Le Nord au cœur, le dernier documentaire de Serge Giguère, prend l’affiche à compter d’aujourd’hui, à l’Excentris. Il s’agit d’un portrait vivant de Louis-Edmond Hamelin, intellectuel plus grand que nature. Le géographe, le linguiste, le professeur, l’humaniste. Celui à qui on doit le concept de « nordicité »; cette identité nordique qui nous marque tous, qu’on le veuille ou non.
Avec les notions de nordicité et d’hivernité, le professeur Hamelin souligne un aspect fondamental (bien que négligé) de notre identité : notre appartenance au Nord. Bien sûr, Montréal et ses environs, ce n’est pas le grand Nord (bien que ce soit la métropole la plus froide au monde. Devant Moscou, même.) Reste que nous sommes inextricablement marqués par l’identité nordique, même si nous tendons souvent à la répudier à grands coups de voyages dans l’sud et de maugréments saisonniers.
Mon pays ce n’est pas un pays, c’est l’hiver!
Bon, j’avoue qu’il m’arrive de penser que c’est plutôt l’hystérie thermique en général qui distingue le climat québécois, mais enfin. L’hiver, c’est la maison. Heimat. Quoi qu’on en dise, quand il fait froid, je me sens chez moi.
Mais curieusement, nous entretenons un rapport quasi schizophrénique avec notre nordicité. D’abord, notre idée du Nord, du vrai (pas tel qu’on se l’imagine ou que les idées reçues nous le présentent), est bien impressionniste. Nous nous faisons « une certaine idée » du Nord, sans vraiment savoir ce qu’il nous raconte. Or, troublant paradoxe, depuis quelques années, certains encensent l’idée d’un mégaprojet visant à « développer le Nord ». Développer quelque chose qu’on connaît à peine, quelle drôle d’idée!
C’est ce paradoxe que souligne le film de Serge Giguère, à travers la pensée de LEH. En cela, ce qu’on nous présente est non seulement touchant, mais brûlant d’actualité. On y démontre tout le ridicule de croire qu’il est légitime de disposer à loisir d’un territoire dont on méconnait tout, à commencer par les peuples qui y vivent.

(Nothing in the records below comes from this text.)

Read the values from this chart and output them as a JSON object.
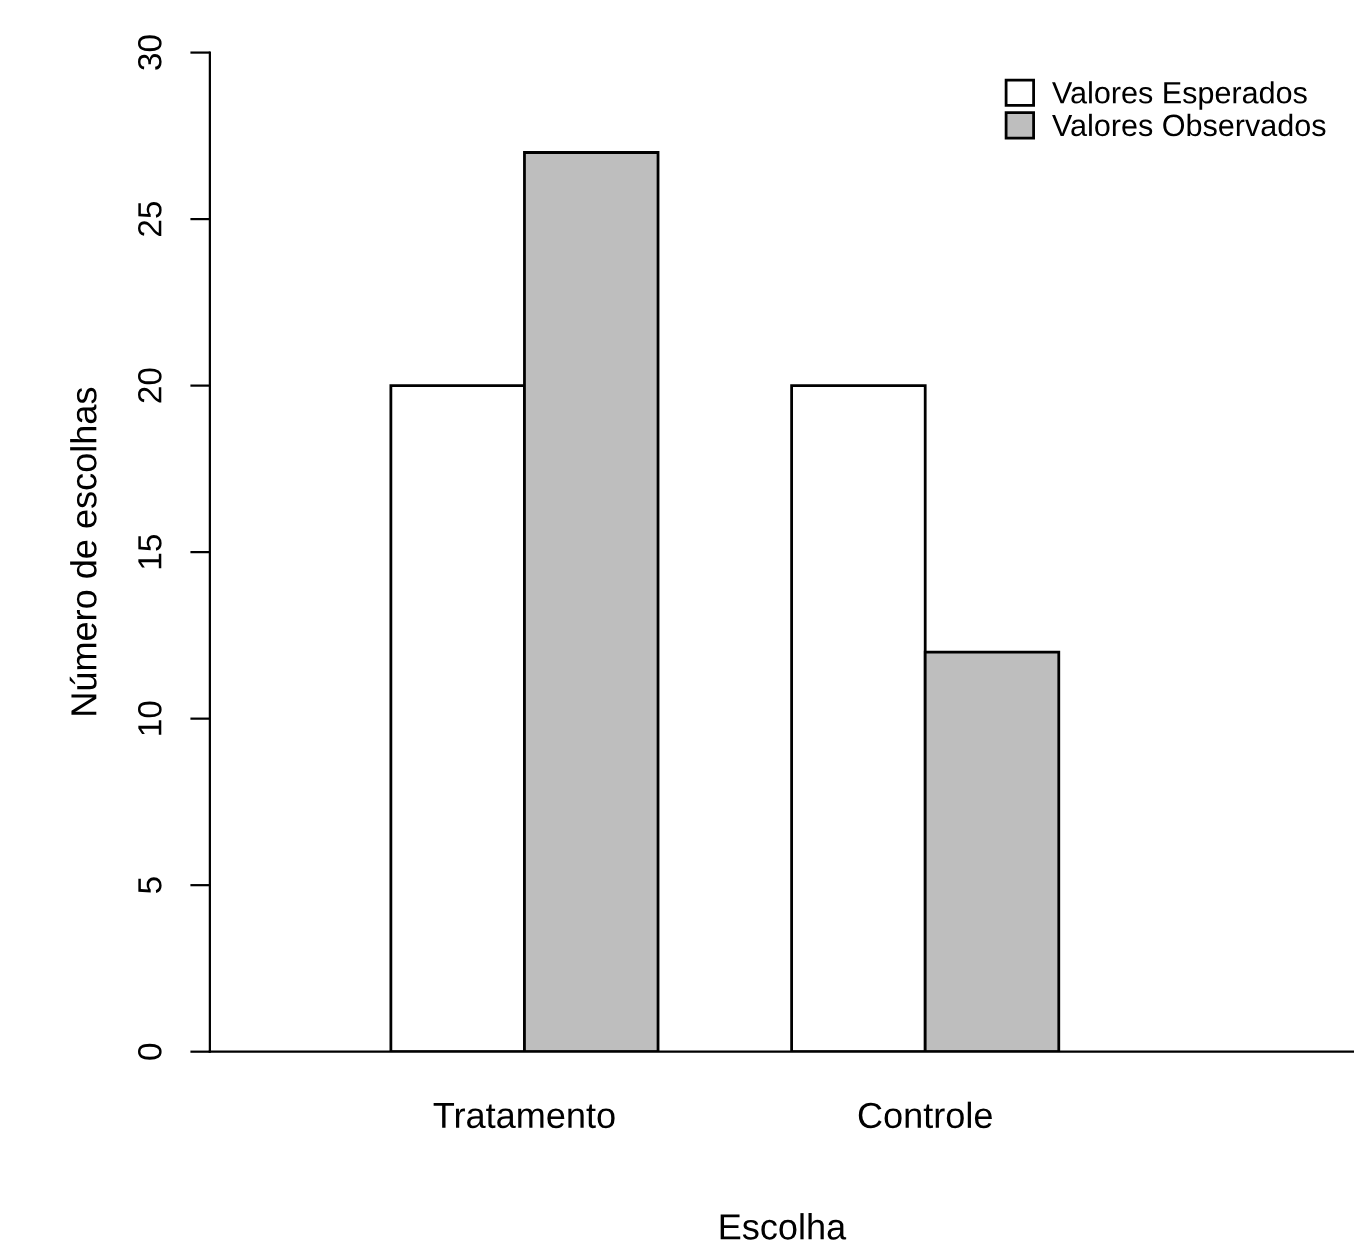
{
  "chart_data": {
    "type": "bar",
    "xlabel": "Escolha",
    "ylabel": "Número de escolhas",
    "categories": [
      "Tratamento",
      "Controle"
    ],
    "series": [
      {
        "name": "Valores Esperados",
        "color": "#ffffff",
        "values": [
          20,
          20
        ]
      },
      {
        "name": "Valores Observados",
        "color": "#bebebe",
        "values": [
          27,
          12
        ]
      }
    ],
    "ylim": [
      0,
      30
    ],
    "yticks": [
      0,
      5,
      10,
      15,
      20,
      25,
      30
    ],
    "grid": false,
    "legend": "top right"
  }
}
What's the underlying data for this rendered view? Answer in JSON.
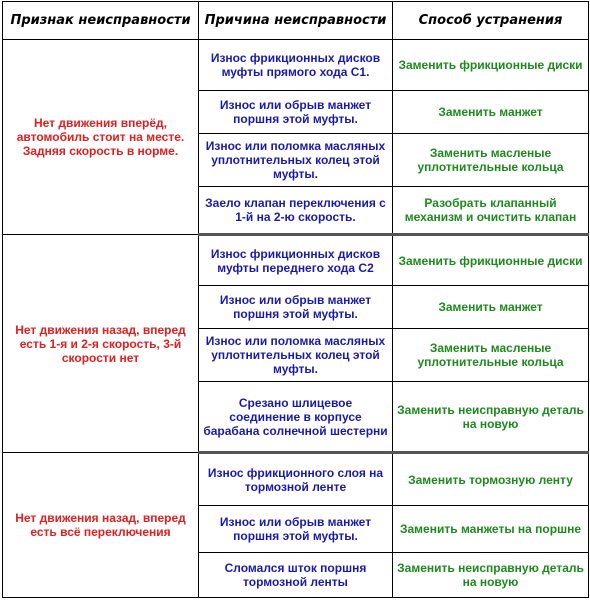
{
  "headers": [
    "Признак неисправности",
    "Причина неисправности",
    "Способ устранения"
  ],
  "groups": [
    {
      "symptom": "Нет движения вперёд, автомобиль стоит на месте. Задняя скорость в норме.",
      "rows": [
        {
          "cause": "Износ фрикционных дисков муфты прямого хода С1.",
          "fix": "Заменить фрикционные диски"
        },
        {
          "cause": "Износ или обрыв манжет поршня этой муфты.",
          "fix": "Заменить манжет"
        },
        {
          "cause": "Износ или поломка масляных уплотнительных колец этой муфты.",
          "fix": "Заменить масленые уплотнительные кольца"
        },
        {
          "cause": "Заело клапан переключения с 1-й на 2-ю скорость.",
          "fix": "Разобрать клапанный механизм и очистить клапан"
        }
      ]
    },
    {
      "symptom": "Нет движения назад, вперед есть 1-я и 2-я скорость, 3-й скорости нет",
      "rows": [
        {
          "cause": "Износ фрикционных дисков муфты переднего хода С2",
          "fix": "Заменить фрикционные диски"
        },
        {
          "cause": "Износ или обрыв манжет поршня этой муфты.",
          "fix": "Заменить манжет"
        },
        {
          "cause": "Износ или поломка масляных уплотнительных колец этой муфты.",
          "fix": "Заменить масленые уплотнительные кольца"
        },
        {
          "cause": "Срезано шлицевое соединение в корпусе барабана солнечной шестерни",
          "fix": "Заменить неисправную деталь на новую"
        }
      ]
    },
    {
      "symptom": "Нет движения назад, вперед есть всё переключения",
      "rows": [
        {
          "cause": "Износ фрикционного слоя на тормозной ленте",
          "fix": "Заменить тормозную ленту"
        },
        {
          "cause": "Износ или обрыв манжет поршня этой муфты.",
          "fix": "Заменить манжеты на поршне"
        },
        {
          "cause": "Сломался шток поршня тормозной ленты",
          "fix": "Заменить неисправную деталь на новую"
        }
      ]
    }
  ],
  "colors": {
    "symptom": "#e02020",
    "cause": "#1a1aaa",
    "fix": "#1e8a1e"
  }
}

Ah oui, parce qu’au-delà de l’étude la morphologie des territoires nordiques, LEH s’est aussi intéressé à l’autochtonie. C’est d’ailleurs à lui qu’on doit le terme. Ses travaux soulignent notamment l’opposition diamétrale entre notre façon d’appréhender le territoire et celle des Autochtones. Pour nous, « sudistes » blancs, la terre nous appartient; c’est une « possession ». Les peuples du Nord, quant à eux, considèrent qu’ils appartiennent à la terre. Elle est à leur disposition, tout au plus. Nul besoin de dire que cette vision ne peut qu’induire une manière radicalement opposée à la nôtre d’appréhender le territoire et ses ressources…
En ce sens, il y aurait une fracture profonde entre le Nord et le Sud. C’est, entre autres choses, ce qui provoque la rupture avec notre nordicité. Nous ne concevons le Nord que de manière abstraite, mais prétendons malgré tout être à même de se l’approprier. C’est d’une absurdité déroutante.
Au-delà du géographe, du linguiste, du prof ou de l’économiste, un grand humaniste. Un intellectuel qui ne s’est pas contenté de réfléchir sur son [ses] objet[s] d’études, mais bien sur la nature de l’étude elle-même. Sur le nécessaire d’apprendre à former l’esprit, de valoriser l’effort intellectuel et de s’engager à fond, corps et âme, dans la recherche – si on en décide ainsi.
« L’individu doit prendre conscience de sa très faible participation à l’aventure de l’univers »
Humble et touchant regard sur la tâche d’un intellectuel accompli.
Dans le film, une scène particulièrement touchante. Celle où LEH rend le fruit d’une vie de labeurs à la société. « Ça fait 60 ans, alors j’arrête! » nous annonce-t-il. Laisser mourir l’universitaire pour ne renouer qu’avec l’homme; qui « s’occupera désormais à autres choses ». Impressionnante résilience.
Un fichu beau film pour un fichu grand personnage. Si j’étais vous, je courrais le voir .
Et moi, j’ai de la lecture pour un bon moment.